When it comes to your child’s extracurriculars, experts say focus on ‘building a life and not a resume’
It seems impossible, but as someone raised in a town where participating in extracurricular activities is practically an Olympic sport, I know people whose schedules actually looked like this.
As college admissions and school performance become more important and competitive, parents and students have made extracurricular activities a priority. But is having your child participate in as many activities as possible really what’s best for college admissions and, more importantly, their growth and mental health? How much is too much? We asked the experts.
For middle school-aged kids and younger
George Scarlett, a senior lecturer in Tufts University’s child study and human development department, said that when a child is young, parents should stay out of the way and let their kid participate in and pursue his or her own interests.

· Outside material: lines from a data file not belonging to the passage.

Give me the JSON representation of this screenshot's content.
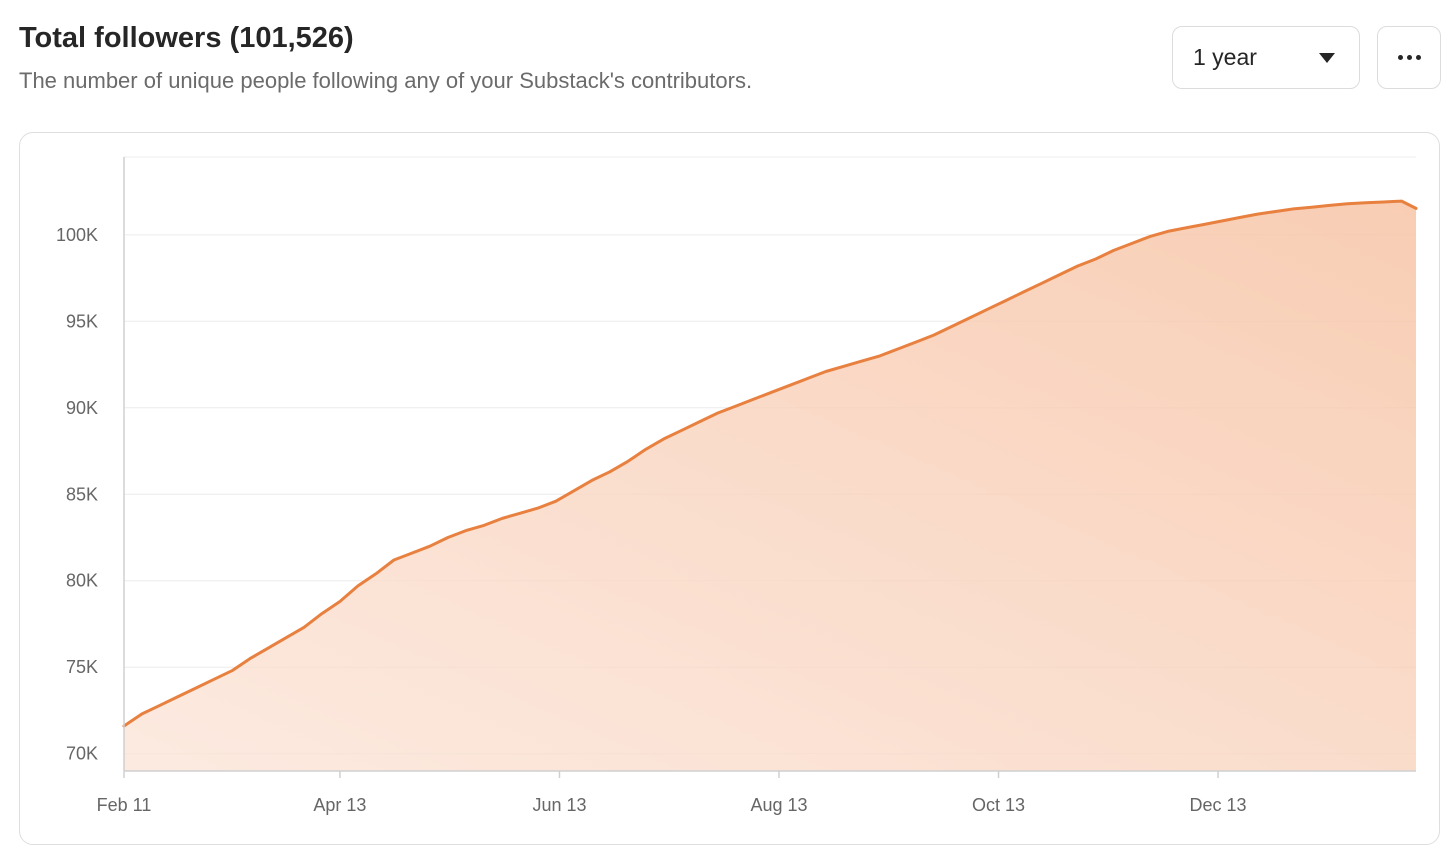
{
  "header": {
    "title": "Total followers (101,526)",
    "subtitle": "The number of unique people following any of your Substack's contributors."
  },
  "controls": {
    "range_value": "1 year",
    "range_icon": "caret-down-icon",
    "more_icon": "more-horizontal-icon"
  },
  "colors": {
    "line": "#e8803f",
    "fill": "#f8cdb3",
    "grid": "#ececec",
    "axis": "#d0d0d0"
  },
  "chart_data": {
    "type": "area",
    "title": "Total followers (101,526)",
    "xlabel": "",
    "ylabel": "",
    "grid": true,
    "x_range": [
      0,
      359
    ],
    "ylim": [
      69000,
      104500
    ],
    "y_ticks": [
      {
        "value": 70000,
        "label": "70K"
      },
      {
        "value": 75000,
        "label": "75K"
      },
      {
        "value": 80000,
        "label": "80K"
      },
      {
        "value": 85000,
        "label": "85K"
      },
      {
        "value": 90000,
        "label": "90K"
      },
      {
        "value": 95000,
        "label": "95K"
      },
      {
        "value": 100000,
        "label": "100K"
      }
    ],
    "x_ticks": [
      {
        "day": 0,
        "label": "Feb 11"
      },
      {
        "day": 60,
        "label": "Apr 13"
      },
      {
        "day": 121,
        "label": "Jun 13"
      },
      {
        "day": 182,
        "label": "Aug 13"
      },
      {
        "day": 243,
        "label": "Oct 13"
      },
      {
        "day": 304,
        "label": "Dec 13"
      }
    ],
    "series": [
      {
        "name": "Total followers",
        "points": [
          [
            0,
            71600
          ],
          [
            5,
            72300
          ],
          [
            10,
            72800
          ],
          [
            15,
            73300
          ],
          [
            20,
            73800
          ],
          [
            25,
            74300
          ],
          [
            30,
            74800
          ],
          [
            35,
            75500
          ],
          [
            40,
            76100
          ],
          [
            45,
            76700
          ],
          [
            50,
            77300
          ],
          [
            55,
            78100
          ],
          [
            60,
            78800
          ],
          [
            65,
            79700
          ],
          [
            70,
            80400
          ],
          [
            75,
            81200
          ],
          [
            80,
            81600
          ],
          [
            85,
            82000
          ],
          [
            90,
            82500
          ],
          [
            95,
            82900
          ],
          [
            100,
            83200
          ],
          [
            105,
            83600
          ],
          [
            110,
            83900
          ],
          [
            115,
            84200
          ],
          [
            120,
            84600
          ],
          [
            125,
            85200
          ],
          [
            130,
            85800
          ],
          [
            135,
            86300
          ],
          [
            140,
            86900
          ],
          [
            145,
            87600
          ],
          [
            150,
            88200
          ],
          [
            155,
            88700
          ],
          [
            160,
            89200
          ],
          [
            165,
            89700
          ],
          [
            170,
            90100
          ],
          [
            175,
            90500
          ],
          [
            180,
            90900
          ],
          [
            185,
            91300
          ],
          [
            190,
            91700
          ],
          [
            195,
            92100
          ],
          [
            200,
            92400
          ],
          [
            205,
            92700
          ],
          [
            210,
            93000
          ],
          [
            215,
            93400
          ],
          [
            220,
            93800
          ],
          [
            225,
            94200
          ],
          [
            230,
            94700
          ],
          [
            235,
            95200
          ],
          [
            240,
            95700
          ],
          [
            245,
            96200
          ],
          [
            250,
            96700
          ],
          [
            255,
            97200
          ],
          [
            260,
            97700
          ],
          [
            265,
            98200
          ],
          [
            270,
            98600
          ],
          [
            275,
            99100
          ],
          [
            280,
            99500
          ],
          [
            285,
            99900
          ],
          [
            290,
            100200
          ],
          [
            295,
            100400
          ],
          [
            300,
            100600
          ],
          [
            305,
            100800
          ],
          [
            310,
            101000
          ],
          [
            315,
            101200
          ],
          [
            320,
            101350
          ],
          [
            325,
            101500
          ],
          [
            330,
            101600
          ],
          [
            335,
            101700
          ],
          [
            340,
            101800
          ],
          [
            345,
            101850
          ],
          [
            350,
            101900
          ],
          [
            355,
            101950
          ],
          [
            359,
            101526
          ]
        ]
      }
    ]
  }
}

Scarlett said he often sees parents push their kids into an activity because “there’s a correlation with better scores” or they have some other long-term goal for their child in mind, like an athletic scholarship. He said parents should be more concerned about making sure their kids are enjoying their childhood and the activities they participate in.
“What gets lost is the notion of thriving in the present: It’s a corruption of priorities,” Scarlett said. “Our job is to cultivate the feelings that help kids be excited and enthused in what they’re doing.”

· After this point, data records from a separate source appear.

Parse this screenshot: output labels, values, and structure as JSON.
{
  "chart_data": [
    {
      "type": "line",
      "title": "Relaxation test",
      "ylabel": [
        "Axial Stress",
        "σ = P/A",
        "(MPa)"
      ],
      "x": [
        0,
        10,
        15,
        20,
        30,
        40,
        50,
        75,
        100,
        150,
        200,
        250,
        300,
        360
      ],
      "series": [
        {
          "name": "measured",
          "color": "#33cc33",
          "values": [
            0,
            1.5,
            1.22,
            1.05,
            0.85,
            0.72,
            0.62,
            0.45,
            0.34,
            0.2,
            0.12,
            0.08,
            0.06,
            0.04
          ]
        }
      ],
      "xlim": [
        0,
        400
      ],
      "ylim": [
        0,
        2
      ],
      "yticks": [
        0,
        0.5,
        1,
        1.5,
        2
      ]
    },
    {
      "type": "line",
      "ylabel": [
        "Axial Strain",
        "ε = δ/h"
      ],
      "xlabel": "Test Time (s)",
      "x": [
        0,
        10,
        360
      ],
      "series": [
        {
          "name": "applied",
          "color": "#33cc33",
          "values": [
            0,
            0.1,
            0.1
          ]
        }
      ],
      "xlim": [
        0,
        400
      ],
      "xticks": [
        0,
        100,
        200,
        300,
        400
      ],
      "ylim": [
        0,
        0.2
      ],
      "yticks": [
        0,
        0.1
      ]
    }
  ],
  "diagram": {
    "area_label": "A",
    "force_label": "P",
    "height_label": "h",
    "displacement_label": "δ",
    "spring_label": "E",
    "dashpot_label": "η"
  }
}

Peter Gray, a former psychology professor at Boston College who studies the effect of play on kids’ education, said kids learn best from playing with other children, rather than participating in an adult-directed activity. When kids get together and organize activities and games on their own, they’re learning skills such as negotiating, problem solving, and cooperation.
In his research, Gray said he’s witnessed the opportunity for kids to play with each other decline over the past 70 years. In that same time period, he said that stress, depression, and anxiety have increased among children and adolescents. He doesn’t believe that it’s a coincidence: He thinks there’s a cause-effect relationship.

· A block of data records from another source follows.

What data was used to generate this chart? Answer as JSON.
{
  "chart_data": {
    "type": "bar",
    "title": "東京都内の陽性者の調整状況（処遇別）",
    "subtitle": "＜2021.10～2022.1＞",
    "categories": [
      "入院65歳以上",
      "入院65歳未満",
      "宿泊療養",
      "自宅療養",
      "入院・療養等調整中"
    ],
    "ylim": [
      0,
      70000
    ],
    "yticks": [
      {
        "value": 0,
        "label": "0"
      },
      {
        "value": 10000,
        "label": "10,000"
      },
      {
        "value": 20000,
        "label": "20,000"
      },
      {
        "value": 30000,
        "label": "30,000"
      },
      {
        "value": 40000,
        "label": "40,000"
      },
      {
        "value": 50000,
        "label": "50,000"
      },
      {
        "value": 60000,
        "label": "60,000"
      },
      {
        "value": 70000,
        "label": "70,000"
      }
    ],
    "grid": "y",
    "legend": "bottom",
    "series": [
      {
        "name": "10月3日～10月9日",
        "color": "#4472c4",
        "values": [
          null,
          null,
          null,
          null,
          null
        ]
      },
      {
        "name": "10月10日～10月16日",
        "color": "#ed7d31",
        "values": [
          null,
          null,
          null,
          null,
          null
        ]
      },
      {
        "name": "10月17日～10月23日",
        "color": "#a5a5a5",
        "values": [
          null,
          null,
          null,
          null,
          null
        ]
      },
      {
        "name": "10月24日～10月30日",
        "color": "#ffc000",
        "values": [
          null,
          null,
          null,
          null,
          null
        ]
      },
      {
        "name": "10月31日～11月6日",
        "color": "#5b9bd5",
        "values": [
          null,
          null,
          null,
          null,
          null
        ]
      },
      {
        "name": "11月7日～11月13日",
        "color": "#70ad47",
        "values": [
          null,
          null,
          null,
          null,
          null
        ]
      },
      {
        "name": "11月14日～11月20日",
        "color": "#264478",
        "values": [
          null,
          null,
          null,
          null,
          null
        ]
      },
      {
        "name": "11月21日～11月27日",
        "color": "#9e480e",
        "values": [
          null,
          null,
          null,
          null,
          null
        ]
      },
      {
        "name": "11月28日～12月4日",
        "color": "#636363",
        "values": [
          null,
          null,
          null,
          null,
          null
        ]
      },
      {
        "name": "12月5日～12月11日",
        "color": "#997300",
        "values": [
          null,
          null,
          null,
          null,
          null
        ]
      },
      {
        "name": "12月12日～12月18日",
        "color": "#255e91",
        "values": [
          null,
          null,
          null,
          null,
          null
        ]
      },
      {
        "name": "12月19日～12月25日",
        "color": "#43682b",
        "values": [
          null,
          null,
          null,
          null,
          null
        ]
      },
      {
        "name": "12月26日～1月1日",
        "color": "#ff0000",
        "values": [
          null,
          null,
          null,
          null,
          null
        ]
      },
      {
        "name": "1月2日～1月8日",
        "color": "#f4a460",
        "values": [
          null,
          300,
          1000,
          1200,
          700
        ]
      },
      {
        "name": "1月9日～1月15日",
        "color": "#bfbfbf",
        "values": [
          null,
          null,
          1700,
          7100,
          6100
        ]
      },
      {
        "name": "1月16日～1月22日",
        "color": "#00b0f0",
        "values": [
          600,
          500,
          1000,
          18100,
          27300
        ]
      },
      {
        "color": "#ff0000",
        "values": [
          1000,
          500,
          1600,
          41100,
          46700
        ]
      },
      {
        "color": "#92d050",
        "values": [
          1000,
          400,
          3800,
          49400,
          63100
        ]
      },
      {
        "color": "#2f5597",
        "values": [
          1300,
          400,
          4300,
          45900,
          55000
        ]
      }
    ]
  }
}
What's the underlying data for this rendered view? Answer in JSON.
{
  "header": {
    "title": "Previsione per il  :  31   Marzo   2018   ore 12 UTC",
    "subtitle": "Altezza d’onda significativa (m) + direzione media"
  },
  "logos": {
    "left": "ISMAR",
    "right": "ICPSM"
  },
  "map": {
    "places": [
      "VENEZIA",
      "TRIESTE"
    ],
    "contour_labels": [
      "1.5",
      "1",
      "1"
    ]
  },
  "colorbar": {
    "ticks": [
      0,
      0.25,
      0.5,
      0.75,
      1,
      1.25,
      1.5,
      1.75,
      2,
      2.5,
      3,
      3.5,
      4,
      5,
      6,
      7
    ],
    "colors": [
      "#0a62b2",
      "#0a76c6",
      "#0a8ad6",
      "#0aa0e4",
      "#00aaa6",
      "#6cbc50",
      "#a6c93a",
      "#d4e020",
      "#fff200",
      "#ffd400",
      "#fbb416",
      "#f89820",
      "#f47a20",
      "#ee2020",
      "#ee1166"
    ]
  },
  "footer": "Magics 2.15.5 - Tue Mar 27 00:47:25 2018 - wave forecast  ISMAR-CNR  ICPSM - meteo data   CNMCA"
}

Because of the increase in stress, Gray encourages parents to trust their children and let them follow their interests. Conversations about organized activities like piano lessons or organized sports should always begin with a question about whether their child wants to participate in something or not.
“There are some children who want more formal activity and there are some children who don’t,” Gray said. “There’s never a need to tell the child to do an activity for their own good; they’ll find it naturally. When it comes from them, it’s more meaningful.”
For high school students
For high school students, the situation is different, especially if the student is planning on attending college.
However, private college admissions counselors still said parents should encourage their kids to invest time in activities they’re actually interested in, rather than participating in clubs and activities for the sake of a college application.
McGreggor Crowley, a private college counselor for IvyWise and a former director of selection at MIT, said when he was helping to construct the freshman class at MIT, he and his office would be looking at students’ extracurriculars to see whether they had an broader effect on their community.
“One of the key criteria is how is this person going to contribute to the undergraduate community,” Crowley said. “They look at the extracurricular experiences to see how they’ve impacted their community, and hope they’ll bring the same energy to their college campus.”
Crowley said applicants fall on a spectrum: On one side, there are students who participate in lots of activities but don’t put in meaningful time into any of them. On the other side are students who put all of their time and energy into one extracurricular. Crowley recommends students to be somewhere in the middle.
One way he does this is by making students list their extracurriculars toward the end of middle school and ask themselves questions like: What do I enjoy doing? What do I love? What do I do where I just go through the motions?
Mindy Popp, the founder of college admissions counseling firm Popp and Associates LLC, said students should start paring down their extracurricular activities around their sophomore year of high school. Popp said it’s important for students to choose a few activities that they feel contribute to their personal development.
“We want our students to be building a life and not a resume,” Popp said. “When you make the deliberate choice to build a life and focus on self-growth and improvement, colleges want to see that path.”
Crowley also warned parents about forcing their kids into too many activities outside of school, reminding parents that they’re not the ones going to college.
Having such a regimented schedule can also be a detriment to students later on, Crowley said. While he was at MIT, he said colleagues told him that some students who had very structured lives in high school floundered once they got to college.
“When it comes time for them to be on their own and that scaffolding is taken away, they just flounder,” Crowley said. “Many of them rebound, but I fear there are a good number of kids out there who don’t come back from that experience any better.”